Le 11 novembre 1932, une jeune femme aux cheveux
noirs et au regard froid descend du dernier
wagon de la ligne 4. Elle porte un manteau de
laine grise, un carnet à la main, et marche vers
le quartier Latin sans se retourner. Les rues
sont silencieuses, les vitrines éteintes, les
passants pressés. Elle ne connaît pas son nom,
mais sait que ce lieu a changé. Le monde a
tourné, et elle est restée en arrière.
Les bâtiments de la rue des Étoiles ont été
transformés en usines de production de verre,
leur façade ancienne recouverte de panneaux
métalliques. La lumière des réverbères clignote
comme des battements de cœur. Elle entre dans
une boutique de souvenirs, demandant un
passeport. L’employé refuse, disant qu’il
n’existe plus. Elle sort, le cœur battant, et
s’assoit sur un banc. Un homme l’observe depuis
l’ombre. Il dit : « Tu as oublié. » Elle ne
répond pas.
Le lendemain, elle découvre un journal daté de
1925. Les articles parlent de la guerre, de la
paix, de la République. Elle lit un article sur
un artiste disparu, un peintre qui a refusé de
vendre ses toiles. Elle reconnaît son style.
Dans une galerie abandonnée, elle trouve un
tableau : une femme nue, les yeux fermés, les
mains jointes. Elle s’effondre. Une règle
interdit de posséder des objets liés à l’ancien
régime. Elle a violé cette loi.
Le soir, elle est arrêtée par la police. On lui
demande son identité. Elle ne peut pas répondre.

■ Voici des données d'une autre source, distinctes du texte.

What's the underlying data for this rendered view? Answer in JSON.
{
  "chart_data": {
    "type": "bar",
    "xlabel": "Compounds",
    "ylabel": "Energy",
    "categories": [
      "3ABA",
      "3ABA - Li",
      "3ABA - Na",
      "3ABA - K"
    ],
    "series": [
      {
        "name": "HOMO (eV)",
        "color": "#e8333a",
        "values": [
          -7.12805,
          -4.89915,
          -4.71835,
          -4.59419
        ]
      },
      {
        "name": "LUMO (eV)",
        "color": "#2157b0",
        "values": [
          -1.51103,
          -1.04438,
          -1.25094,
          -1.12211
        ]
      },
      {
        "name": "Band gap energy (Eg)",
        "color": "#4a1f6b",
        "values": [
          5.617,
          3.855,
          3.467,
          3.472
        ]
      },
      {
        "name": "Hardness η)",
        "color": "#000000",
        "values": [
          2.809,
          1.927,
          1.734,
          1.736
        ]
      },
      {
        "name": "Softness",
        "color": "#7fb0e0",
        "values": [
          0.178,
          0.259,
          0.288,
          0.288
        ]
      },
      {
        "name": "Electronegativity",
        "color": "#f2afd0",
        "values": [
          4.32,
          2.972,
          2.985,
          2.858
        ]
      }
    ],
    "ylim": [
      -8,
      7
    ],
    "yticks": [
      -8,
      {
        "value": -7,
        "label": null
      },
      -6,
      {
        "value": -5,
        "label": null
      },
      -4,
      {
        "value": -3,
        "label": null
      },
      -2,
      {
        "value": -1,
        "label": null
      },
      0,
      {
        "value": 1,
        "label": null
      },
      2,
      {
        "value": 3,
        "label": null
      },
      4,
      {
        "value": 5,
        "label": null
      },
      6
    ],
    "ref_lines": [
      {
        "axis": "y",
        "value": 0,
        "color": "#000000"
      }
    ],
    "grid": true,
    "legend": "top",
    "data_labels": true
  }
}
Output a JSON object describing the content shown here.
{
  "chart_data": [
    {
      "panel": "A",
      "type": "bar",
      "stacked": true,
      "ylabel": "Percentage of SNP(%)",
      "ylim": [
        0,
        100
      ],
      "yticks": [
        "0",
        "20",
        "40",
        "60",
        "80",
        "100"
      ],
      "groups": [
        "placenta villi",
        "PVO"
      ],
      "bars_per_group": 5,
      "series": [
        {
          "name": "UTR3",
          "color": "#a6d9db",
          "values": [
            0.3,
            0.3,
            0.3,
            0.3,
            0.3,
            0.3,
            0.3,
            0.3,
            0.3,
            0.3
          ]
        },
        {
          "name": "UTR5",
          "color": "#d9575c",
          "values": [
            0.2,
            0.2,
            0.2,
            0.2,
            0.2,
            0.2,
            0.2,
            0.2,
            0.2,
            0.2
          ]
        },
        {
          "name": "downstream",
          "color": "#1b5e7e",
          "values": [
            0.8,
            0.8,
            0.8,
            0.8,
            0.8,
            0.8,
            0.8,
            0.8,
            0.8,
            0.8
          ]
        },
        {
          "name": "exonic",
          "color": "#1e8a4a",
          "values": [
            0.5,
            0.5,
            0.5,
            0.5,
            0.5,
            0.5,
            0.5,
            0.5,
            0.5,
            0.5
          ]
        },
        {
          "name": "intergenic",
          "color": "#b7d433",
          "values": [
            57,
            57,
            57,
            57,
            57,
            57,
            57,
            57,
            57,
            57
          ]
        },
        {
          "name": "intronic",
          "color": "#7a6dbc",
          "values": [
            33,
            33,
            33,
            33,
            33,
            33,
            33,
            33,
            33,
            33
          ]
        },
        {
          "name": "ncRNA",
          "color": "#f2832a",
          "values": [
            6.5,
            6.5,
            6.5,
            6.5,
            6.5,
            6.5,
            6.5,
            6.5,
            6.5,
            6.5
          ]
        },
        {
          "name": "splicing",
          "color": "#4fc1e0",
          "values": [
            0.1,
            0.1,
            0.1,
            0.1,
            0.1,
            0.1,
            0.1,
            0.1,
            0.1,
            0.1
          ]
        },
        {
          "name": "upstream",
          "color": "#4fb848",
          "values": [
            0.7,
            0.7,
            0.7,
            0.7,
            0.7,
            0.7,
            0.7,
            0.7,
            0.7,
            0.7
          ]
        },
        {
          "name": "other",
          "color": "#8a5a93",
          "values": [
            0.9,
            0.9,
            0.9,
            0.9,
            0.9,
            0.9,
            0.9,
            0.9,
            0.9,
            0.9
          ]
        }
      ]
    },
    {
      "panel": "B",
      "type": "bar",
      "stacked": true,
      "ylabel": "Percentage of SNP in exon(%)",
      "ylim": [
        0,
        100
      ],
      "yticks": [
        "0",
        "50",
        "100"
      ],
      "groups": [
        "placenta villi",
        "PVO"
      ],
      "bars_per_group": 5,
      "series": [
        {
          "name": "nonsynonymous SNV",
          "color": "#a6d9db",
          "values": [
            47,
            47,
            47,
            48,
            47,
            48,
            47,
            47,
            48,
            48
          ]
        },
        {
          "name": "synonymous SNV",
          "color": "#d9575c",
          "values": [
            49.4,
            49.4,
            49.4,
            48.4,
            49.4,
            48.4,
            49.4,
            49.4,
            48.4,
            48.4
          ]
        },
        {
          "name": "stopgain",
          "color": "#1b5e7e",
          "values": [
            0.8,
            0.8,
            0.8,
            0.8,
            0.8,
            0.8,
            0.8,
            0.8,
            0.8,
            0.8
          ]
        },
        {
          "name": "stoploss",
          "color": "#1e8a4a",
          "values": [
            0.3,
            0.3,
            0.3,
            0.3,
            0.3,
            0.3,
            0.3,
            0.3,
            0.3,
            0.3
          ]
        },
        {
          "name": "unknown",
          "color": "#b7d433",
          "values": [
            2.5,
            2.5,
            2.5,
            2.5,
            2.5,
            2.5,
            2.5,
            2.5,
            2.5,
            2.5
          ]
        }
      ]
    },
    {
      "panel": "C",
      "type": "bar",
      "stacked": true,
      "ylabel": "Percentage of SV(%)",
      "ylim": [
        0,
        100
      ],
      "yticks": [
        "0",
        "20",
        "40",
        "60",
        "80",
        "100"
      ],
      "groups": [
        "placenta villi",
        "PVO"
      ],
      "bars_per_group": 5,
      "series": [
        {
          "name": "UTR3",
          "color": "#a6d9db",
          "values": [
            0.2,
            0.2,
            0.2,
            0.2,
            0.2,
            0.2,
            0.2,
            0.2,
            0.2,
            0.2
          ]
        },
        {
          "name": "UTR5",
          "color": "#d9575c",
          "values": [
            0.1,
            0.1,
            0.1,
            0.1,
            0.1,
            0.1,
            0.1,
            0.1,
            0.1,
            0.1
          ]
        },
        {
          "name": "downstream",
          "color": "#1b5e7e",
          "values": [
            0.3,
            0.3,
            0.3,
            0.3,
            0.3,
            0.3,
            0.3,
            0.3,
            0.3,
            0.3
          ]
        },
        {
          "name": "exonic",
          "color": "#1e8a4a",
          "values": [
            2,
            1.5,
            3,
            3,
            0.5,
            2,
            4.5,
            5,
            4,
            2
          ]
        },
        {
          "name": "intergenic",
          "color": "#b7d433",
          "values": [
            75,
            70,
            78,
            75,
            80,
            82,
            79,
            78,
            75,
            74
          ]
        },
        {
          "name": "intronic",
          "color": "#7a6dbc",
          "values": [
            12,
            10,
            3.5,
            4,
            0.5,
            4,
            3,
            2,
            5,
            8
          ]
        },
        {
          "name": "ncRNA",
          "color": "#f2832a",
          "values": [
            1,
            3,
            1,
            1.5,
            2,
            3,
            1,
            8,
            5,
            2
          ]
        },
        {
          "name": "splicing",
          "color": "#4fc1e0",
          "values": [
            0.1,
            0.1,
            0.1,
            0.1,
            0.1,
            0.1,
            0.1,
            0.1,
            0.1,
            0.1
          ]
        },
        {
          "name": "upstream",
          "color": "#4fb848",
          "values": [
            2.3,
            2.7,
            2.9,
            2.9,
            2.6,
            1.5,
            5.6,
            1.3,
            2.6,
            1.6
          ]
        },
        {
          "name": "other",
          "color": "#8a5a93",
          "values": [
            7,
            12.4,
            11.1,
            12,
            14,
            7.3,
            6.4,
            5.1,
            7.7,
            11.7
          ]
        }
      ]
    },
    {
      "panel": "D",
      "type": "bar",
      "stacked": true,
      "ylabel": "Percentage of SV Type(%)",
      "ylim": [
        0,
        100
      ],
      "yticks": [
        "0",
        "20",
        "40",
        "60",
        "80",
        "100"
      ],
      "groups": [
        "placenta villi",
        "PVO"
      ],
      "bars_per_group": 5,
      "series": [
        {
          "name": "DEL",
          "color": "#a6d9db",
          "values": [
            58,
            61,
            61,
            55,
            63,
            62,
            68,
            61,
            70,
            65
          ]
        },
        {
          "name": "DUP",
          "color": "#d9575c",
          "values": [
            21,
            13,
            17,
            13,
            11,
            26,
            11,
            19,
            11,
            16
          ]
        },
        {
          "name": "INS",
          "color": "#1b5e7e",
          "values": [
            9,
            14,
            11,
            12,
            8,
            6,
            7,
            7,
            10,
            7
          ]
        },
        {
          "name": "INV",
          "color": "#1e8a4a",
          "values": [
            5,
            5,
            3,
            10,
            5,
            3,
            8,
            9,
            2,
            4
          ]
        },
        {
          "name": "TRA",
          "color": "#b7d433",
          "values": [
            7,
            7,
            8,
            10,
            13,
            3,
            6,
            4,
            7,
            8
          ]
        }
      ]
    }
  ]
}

On la conduit à un centre de rééducation. Les
murs sont couverts de slogans : « Le passé est
mort. » Elle refuse de parler. On lui administre
un traitement pour effacer les souvenirs. Elle
se réveille dans un lit, avec un nouveau nom, un
nouveau visage. Mais le tableau est toujours là,
caché sous son matelas.
Trois semaines plus tard, elle reçoit une lettre
anonyme. Elle la lit en silence. « La trahison
est un choix. » Elle quitte le centre, marche
jusqu’à la place de la Concorde, et jette le
tableau dans la Seine. L’eau l’emporte. Elle ne
sait pas si elle a fait le bon choix. Mais elle
ne pleure pas. Le cynisme a pris racine. Le
monde a changé. Elle a changé. Et rien ne
reviendra.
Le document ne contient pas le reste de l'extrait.